I agree that Machine-Learning will probably give us better estimations of human-flourishing than trying to write-down our values themselves. However, I'm still very apprehensive about it unless we're also being very careful about slow take-off. The main reasons for this apprehensiveness comes from Rohin Shah's work sequence on Value Learning (particularly ambitious value-learning). My main take-away from this was: Learning human values from examples of humans is hard without writing down some extra assumptions about human values (which may leave something important out).

Here's a practical example of this: If you create an AI that learns human values from a lot of examples of humans, what do you think its stance will be on Person-Affecting Views? What will its stance be on value-lexicality responses to Torture vs. Dust-Specks? My impression is that you'll have to write down something to tell the AI how to decide these cases (when should we categorize human behaviors as irrational vs when should we not). And a lot of people may regard the ultimate decision as catastrophic.

There are other complications too. If the AI can interact with the world in ways that change human values and then updates to care about those changed values, strange things might happen. For instance, the AI might pressure humanity to adopt simpler, easier to learn values if it's agential.
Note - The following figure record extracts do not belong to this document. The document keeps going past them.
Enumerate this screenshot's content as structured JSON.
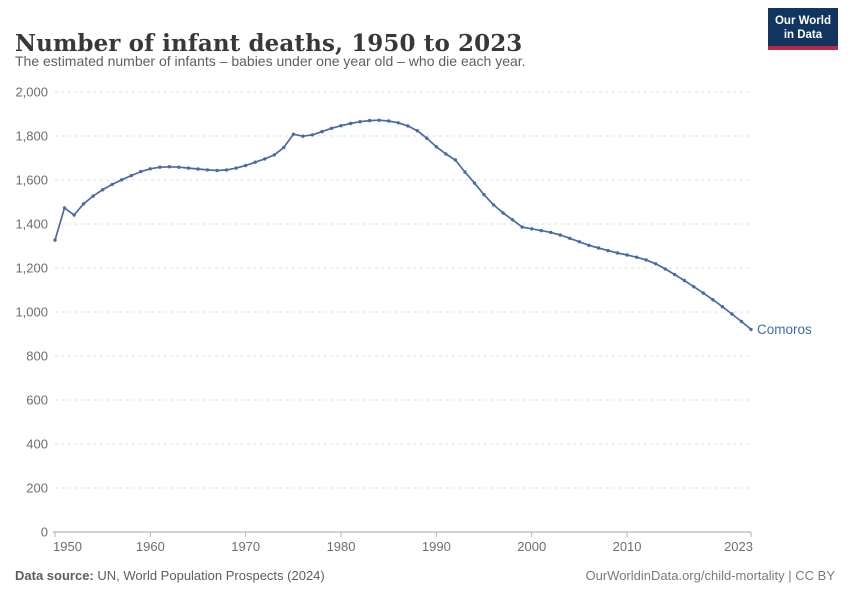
{
  "header": {
    "title": "Number of infant deaths, 1950 to 2023",
    "subtitle": "The estimated number of infants – babies under one year old – who die each year."
  },
  "logo": {
    "line1": "Our World",
    "line2": "in Data"
  },
  "footer": {
    "source_label": "Data source:",
    "source_text": " UN, World Population Prospects (2024)",
    "credit": "OurWorldinData.org/child-mortality | CC BY"
  },
  "colors": {
    "line": "#486aa5",
    "series_label": "#3d6bae",
    "grid": "#dcdcdc",
    "axis": "#a3a3a3",
    "tick": "#b5b5b5",
    "tick_label": "#6e6e6e",
    "logo_navy": "#12355f",
    "logo_red": "#bc2749"
  },
  "chart_data": {
    "type": "line",
    "title": "Number of infant deaths, 1950 to 2023",
    "xlabel": "",
    "ylabel": "",
    "xlim": [
      1950,
      2023
    ],
    "ylim": [
      0,
      2000
    ],
    "grid": "horizontal-dashed",
    "legend_position": "end-of-line-label",
    "y_ticks": [
      {
        "value": 0,
        "label": "0"
      },
      {
        "value": 200,
        "label": "200"
      },
      {
        "value": 400,
        "label": "400"
      },
      {
        "value": 600,
        "label": "600"
      },
      {
        "value": 800,
        "label": "800"
      },
      {
        "value": 1000,
        "label": "1,000"
      },
      {
        "value": 1200,
        "label": "1,200"
      },
      {
        "value": 1400,
        "label": "1,400"
      },
      {
        "value": 1600,
        "label": "1,600"
      },
      {
        "value": 1800,
        "label": "1,800"
      },
      {
        "value": 2000,
        "label": "2,000"
      }
    ],
    "x_ticks": [
      {
        "value": 1950,
        "label": "1950",
        "anchor": "start"
      },
      {
        "value": 1960,
        "label": "1960",
        "anchor": "middle"
      },
      {
        "value": 1970,
        "label": "1970",
        "anchor": "middle"
      },
      {
        "value": 1980,
        "label": "1980",
        "anchor": "middle"
      },
      {
        "value": 1990,
        "label": "1990",
        "anchor": "middle"
      },
      {
        "value": 2000,
        "label": "2000",
        "anchor": "middle"
      },
      {
        "value": 2010,
        "label": "2010",
        "anchor": "middle"
      },
      {
        "value": 2023,
        "label": "2023",
        "anchor": "end"
      }
    ],
    "series": [
      {
        "name": "Comoros",
        "years": [
          1950,
          1951,
          1952,
          1953,
          1954,
          1955,
          1956,
          1957,
          1958,
          1959,
          1960,
          1961,
          1962,
          1963,
          1964,
          1965,
          1966,
          1967,
          1968,
          1969,
          1970,
          1971,
          1972,
          1973,
          1974,
          1975,
          1976,
          1977,
          1978,
          1979,
          1980,
          1981,
          1982,
          1983,
          1984,
          1985,
          1986,
          1987,
          1988,
          1989,
          1990,
          1991,
          1992,
          1993,
          1994,
          1995,
          1996,
          1997,
          1998,
          1999,
          2000,
          2001,
          2002,
          2003,
          2004,
          2005,
          2006,
          2007,
          2008,
          2009,
          2010,
          2011,
          2012,
          2013,
          2014,
          2015,
          2016,
          2017,
          2018,
          2019,
          2020,
          2021,
          2022,
          2023
        ],
        "values": [
          1327,
          1473,
          1441,
          1492,
          1527,
          1556,
          1580,
          1601,
          1620,
          1638,
          1651,
          1658,
          1660,
          1658,
          1654,
          1650,
          1646,
          1643,
          1646,
          1654,
          1666,
          1681,
          1696,
          1714,
          1748,
          1808,
          1799,
          1805,
          1820,
          1835,
          1847,
          1857,
          1865,
          1870,
          1872,
          1868,
          1860,
          1846,
          1824,
          1790,
          1751,
          1718,
          1691,
          1636,
          1586,
          1533,
          1487,
          1450,
          1419,
          1386,
          1378,
          1370,
          1362,
          1350,
          1335,
          1319,
          1303,
          1291,
          1279,
          1268,
          1259,
          1249,
          1237,
          1219,
          1196,
          1170,
          1143,
          1115,
          1086,
          1056,
          1024,
          991,
          957,
          921
        ]
      }
    ]
  }
}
This might not be so bad but I suspect there are things the AI might do that could potentially be very bad.

So, because I'm not that confident in ML value-learning and because I'm not that confident in human values in general, I'm pretty skeptical of the idea that machine-learning will avert extreme risks associated with value mispecification.
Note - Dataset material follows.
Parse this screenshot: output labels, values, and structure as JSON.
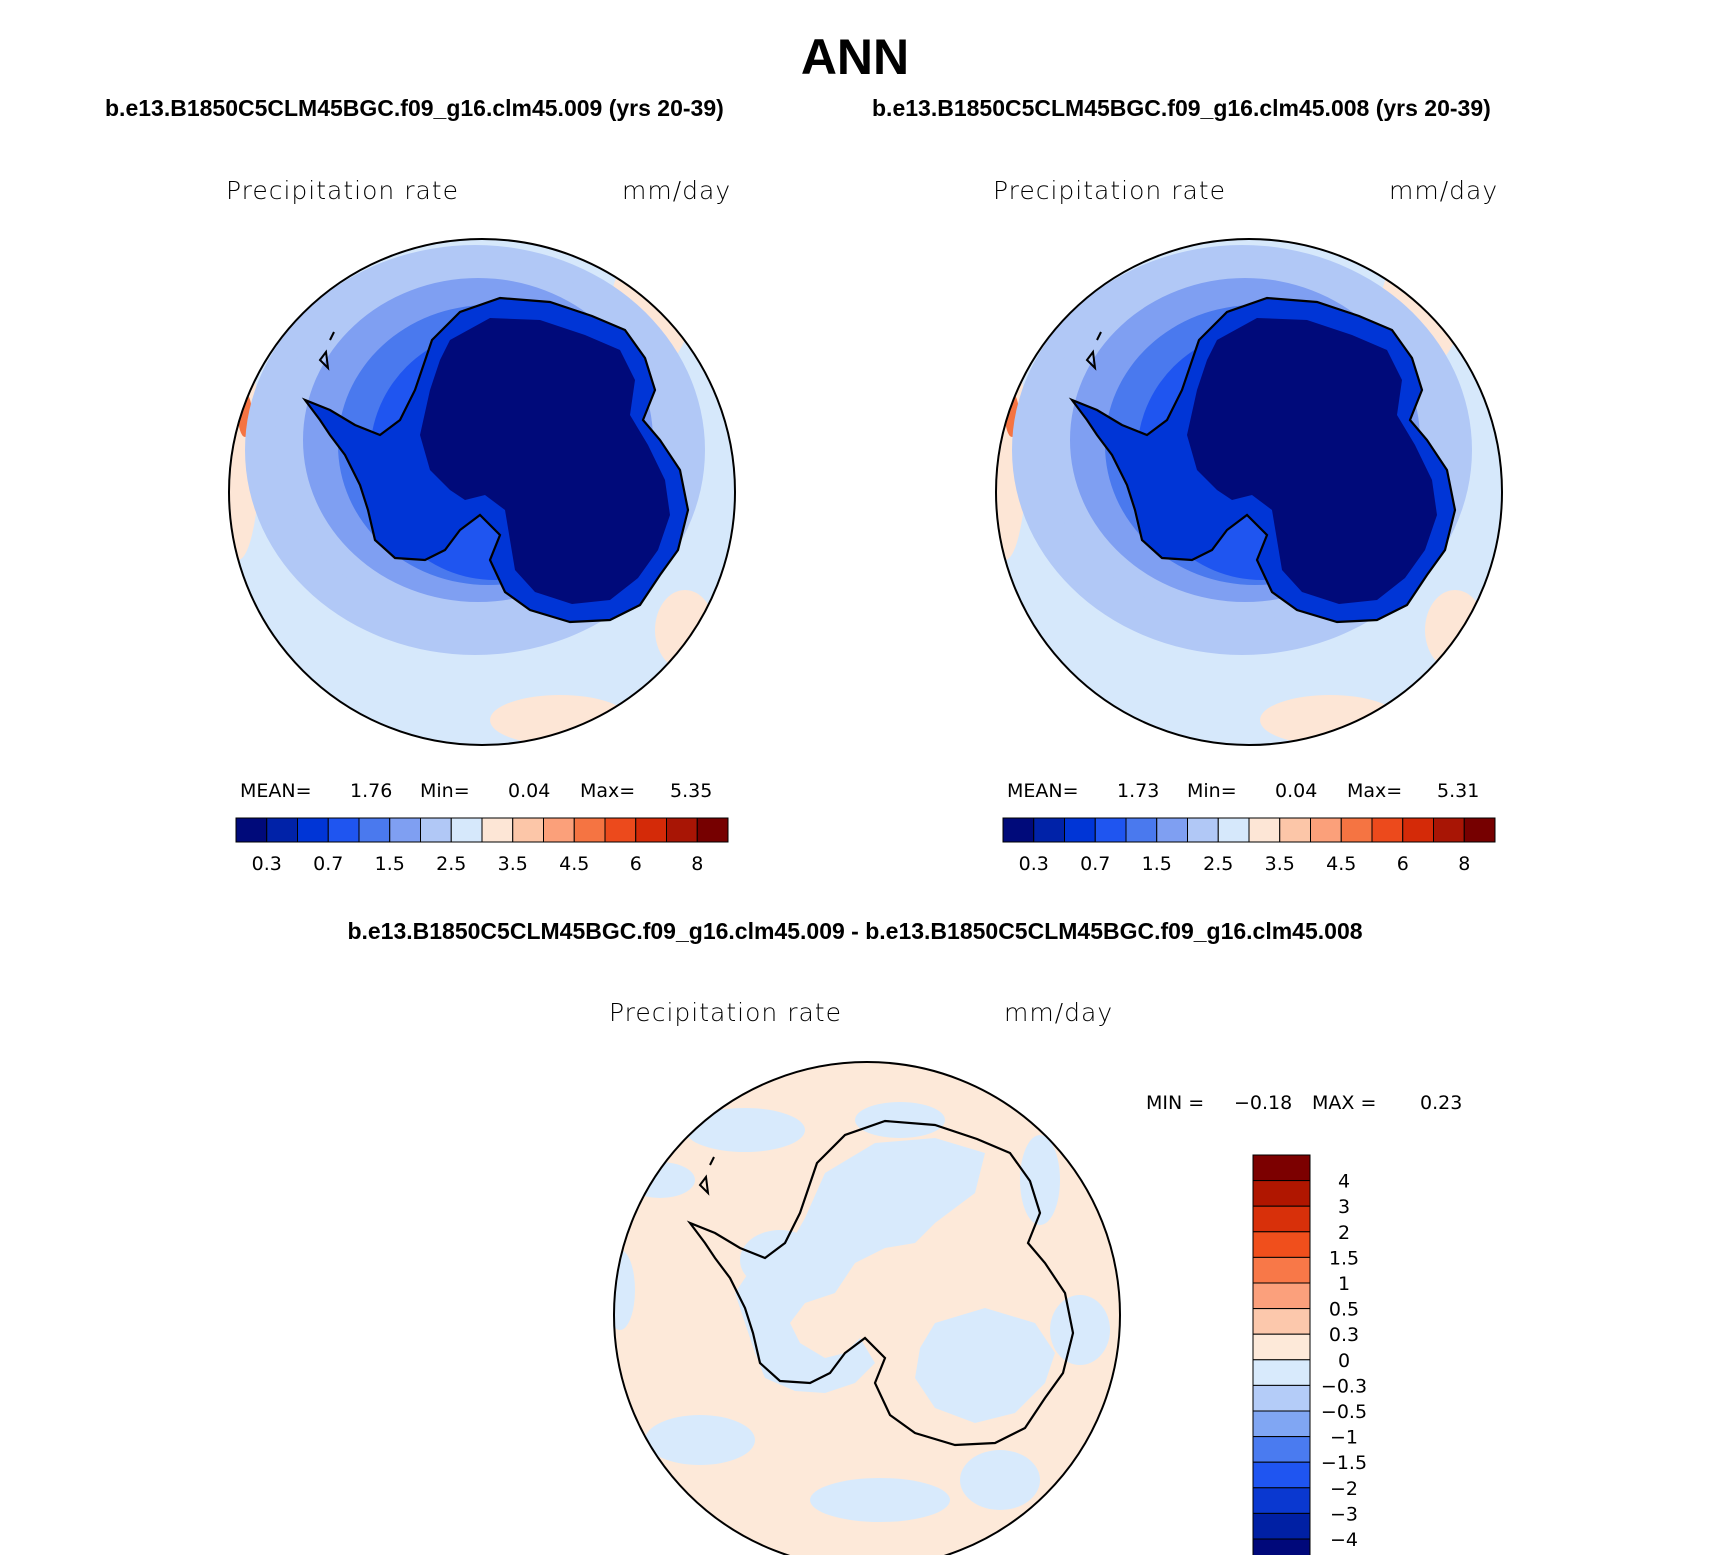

Corrigibility is another reason to think that the fragility argument is not an impossibility proof: If we can make an agent that sufficiently understands and respects the human desire for autonomy and control, then it would presumably ask for permission before doing anything crazy and irreversible, so we would presumably be able to course-correct later on (even with fast/hard takeoff).

For one thing, these dynamics are already in place: the world is full of agents and more basic optimizing processes that are not aligned with broad human values—most individuals to a small degree, some strange individuals to a large degree, corporations, competitions, the dynamics of political processes.
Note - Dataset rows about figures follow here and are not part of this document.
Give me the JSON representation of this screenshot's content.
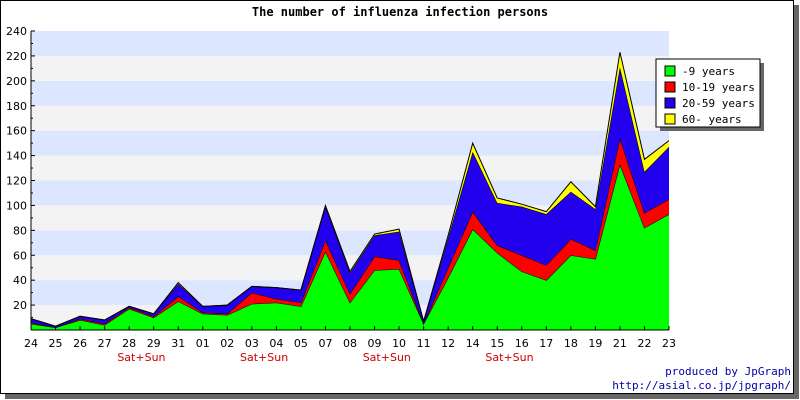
{
  "chart_data": {
    "type": "area",
    "stacked": true,
    "title": "The number of influenza infection persons",
    "categories": [
      "24",
      "25",
      "26",
      "27",
      "28",
      "29",
      "31",
      "01",
      "02",
      "03",
      "04",
      "05",
      "07",
      "08",
      "09",
      "10",
      "11",
      "12",
      "14",
      "15",
      "16",
      "17",
      "18",
      "19",
      "21",
      "22",
      "23"
    ],
    "weekend_label": "Sat+Sun",
    "weekend_positions": [
      5,
      10,
      15,
      20
    ],
    "ylim": [
      0,
      240
    ],
    "yticks": [
      20,
      40,
      60,
      80,
      100,
      120,
      140,
      160,
      180,
      200,
      220,
      240
    ],
    "grid": "horizontal bands",
    "legend_position": "top-right",
    "series": [
      {
        "name": "-9 years",
        "color": "#00ff00",
        "values": [
          5,
          2,
          8,
          4,
          17,
          10,
          23,
          13,
          12,
          21,
          22,
          19,
          63,
          22,
          48,
          49,
          5,
          42,
          81,
          62,
          47,
          40,
          60,
          57,
          133,
          82,
          93
        ]
      },
      {
        "name": "10-19 years",
        "color": "#ff0000",
        "values": [
          1,
          0,
          1,
          1,
          1,
          1,
          4,
          1,
          1,
          9,
          3,
          3,
          9,
          7,
          11,
          7,
          0,
          8,
          14,
          6,
          13,
          12,
          13,
          7,
          21,
          12,
          12
        ]
      },
      {
        "name": "20-59 years",
        "color": "#2200ee",
        "values": [
          3,
          1,
          2,
          3,
          1,
          2,
          10,
          5,
          7,
          5,
          9,
          10,
          27,
          17,
          17,
          23,
          2,
          24,
          48,
          34,
          39,
          41,
          38,
          33,
          57,
          33,
          42
        ]
      },
      {
        "name": "60- years",
        "color": "#ffff00",
        "values": [
          0,
          0,
          0,
          0,
          0,
          0,
          1,
          0,
          0,
          0,
          0,
          0,
          1,
          1,
          1,
          2,
          0,
          2,
          7,
          4,
          2,
          2,
          8,
          2,
          12,
          10,
          5
        ]
      }
    ]
  },
  "credits": {
    "line1": "produced by JpGraph",
    "line2": "http://asial.co.jp/jpgraph/"
  }
}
I don't think of this as evidence that unaligned AI is not dangerous. Arguable we're already seeing bad effects from unaligned AI, such as effects on public discourse as a result of newsfeed algorithms. Further, anything that limits the impact of unaligned action now seems largely the result of existing agents being of relatively low or similar power. Even the most powerful actors in the world right now can't effectively control much of the world (e.g. no government has figured out how to eliminate dissent, no military how to stop terrorists, etc.). I expect thing to look quite different if we develop an actor that is more powerful than a majority of all other actors combined, even if it develops into that power slowly because the steps along the way to that seem individually worth the tradeoff.

But it isn’t obvious to me that by that point it isn’t sufficiently well aligned that we would recognize its future as a wondrous utopia, just not the very best wondrous utopia that we would have imagined if we had really carefully sat down and imagined utopias for thousands of years.

To our ancestors we would appear to live in a wondrous utopia (bountiful food, clean water, low disease, etc.), yet we still want to do better. I think there will be suffering so long as we are not at the global maximum and anyone realizes this.

I think that fully specifying human values may not be the best approach to an AI utopia. Rather, I think it would be easier and safer to tell the AI to upload humans and run an Archipelago-esque simulated society in which humans are free to construct and search for the society they want, free from many practical problems in the world today such as resource scarcity.